Wpis z mikrobloga

Mirki, nie uwierzycie jaka historia mi się przypomniała.

Jestem ze swoim #rozowypasek w galerii handlowej, prawilnie w niedzielę jak co tydzień. No i ona mówi, Janusz, Janusz chodź obejrzymy zwierzaczki. No to dawaj do zoologicznego. No i tak oglądamy sierściuchy, a tam w klatce dwa chomiki się gryzą i walczą. No to dawaj do pracownika sklepu, zgłaszamy, że chomiki chcą się pozabijać.

Sprzedawca podszedł, wyjął biednego rannego chomika i wrzucił go do plastikowego pudełka i wyszedł z nim.

Myśleliśmy, że będzie go tam ratował, czy coś… a on idzie sobie do innego terrarium i wyjmuje takiego wielkiego węża!

No to się dopytujemy, co on robi, co zamierza, co się stanie z chomiczkiem, itd. A ten koleś, sadysta jeden, mówi, że będzie nim karmił węża!
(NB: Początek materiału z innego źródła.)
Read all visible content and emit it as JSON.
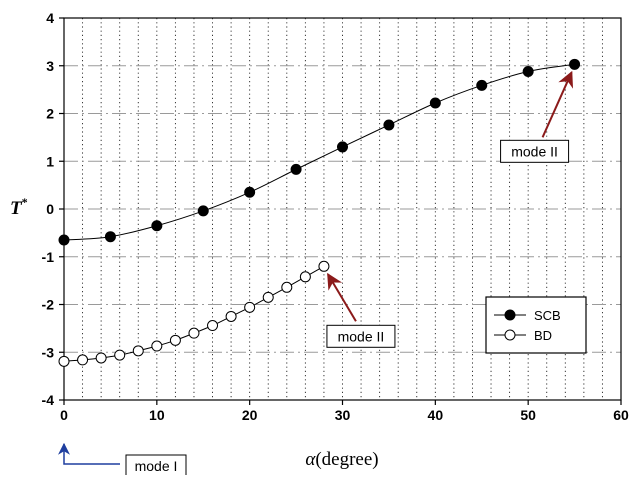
{
  "chart_data": {
    "type": "line",
    "xlabel_symbol": "α",
    "xlabel_unit": "(degree)",
    "ylabel_main": "T",
    "ylabel_sup": "*",
    "xlim": [
      0,
      60
    ],
    "ylim": [
      -4,
      4
    ],
    "xticks": [
      "0",
      "10",
      "20",
      "30",
      "40",
      "50",
      "60"
    ],
    "yticks": [
      "-4",
      "-3",
      "-2",
      "-1",
      "0",
      "1",
      "2",
      "3",
      "4"
    ],
    "grid": {
      "vertical": "dotted every 2 degrees",
      "horizontal": "dash-dot at integer values"
    },
    "legend": {
      "position": "bottom-right"
    },
    "series": [
      {
        "name": "SCB",
        "marker": "filled-circle",
        "x": [
          0,
          5,
          10,
          15,
          20,
          25,
          30,
          35,
          40,
          45,
          50,
          55
        ],
        "y": [
          -0.65,
          -0.58,
          -0.35,
          -0.04,
          0.35,
          0.83,
          1.3,
          1.76,
          2.22,
          2.59,
          2.88,
          3.03
        ]
      },
      {
        "name": "BD",
        "marker": "open-circle",
        "x": [
          0,
          2,
          4,
          6,
          8,
          10,
          12,
          14,
          16,
          18,
          20,
          22,
          24,
          26,
          28
        ],
        "y": [
          -3.19,
          -3.16,
          -3.12,
          -3.06,
          -2.97,
          -2.87,
          -2.75,
          -2.6,
          -2.44,
          -2.25,
          -2.06,
          -1.85,
          -1.64,
          -1.42,
          -1.2
        ]
      }
    ],
    "annotations": [
      {
        "name": "mode-ii-scb",
        "text": "mode II",
        "x": 55,
        "y": 3.03
      },
      {
        "name": "mode-ii-bd",
        "text": "mode II",
        "x": 28,
        "y": -1.2
      },
      {
        "name": "mode-i",
        "text": "mode I",
        "x": 0,
        "y": -4
      }
    ],
    "colors": {
      "arrow": "#8b1a1a",
      "mode_i_arrow": "#1f3f9f"
    }
  }
}
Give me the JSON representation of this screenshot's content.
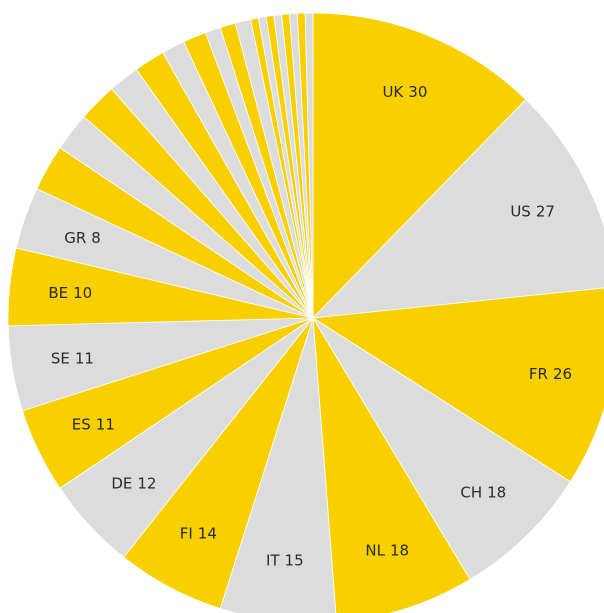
{
  "chart_data": {
    "type": "pie",
    "categories": [
      "UK",
      "US",
      "FR",
      "CH",
      "NL",
      "IT",
      "FI",
      "DE",
      "ES",
      "SE",
      "BE",
      "GR",
      null,
      null,
      null,
      null,
      null,
      null,
      null,
      null,
      null,
      null,
      null,
      null,
      null,
      null,
      null,
      null,
      null,
      null
    ],
    "values": [
      30,
      27,
      26,
      18,
      18,
      15,
      14,
      12,
      11,
      11,
      10,
      8,
      6,
      5,
      5,
      4,
      4,
      3,
      3,
      2,
      2,
      2,
      1,
      1,
      1,
      1,
      1,
      1,
      1,
      1
    ],
    "colors": [
      "#f8d000",
      "#dcdcdc"
    ]
  }
}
Uwierzycie? Poprosiliśmy o 3 minuty na zastanowienie się, bo prawdopodobnie go kupimy.

Wracamy po góra dwóch minutach i mówimy, że chcemy kupić tego chomiczka, a ten koleś mówi do nas, że już za późno, że chomik przegrał z jego władzą (wtf?) i się śmieje! Wiecie, taki sadystyczny, diabelski śmiech jak na filmach! Jak myślicie, można to gdzieś zgłosić?

#terrarystyka #coolstory #truestory
  • 35
  • Odpowiedz
Mirki, nie zniosę szkalowania, które odbyło się pod wpisem. Skoro @ArRog chce wyjaśnić całą sprawę to i ja mam coś do powiedzenia.

Jak czytaliście - niestety chomiczek został zjedzony, ale parka nie dawała mi spokoju. Pytają się mnie "A nie ma Pan innych uszkodzonych zwierzątek? Czy jak poczekamy przy klatce i się znowu pogryzą to będziemy mogli zabrać takiego chomiczka?"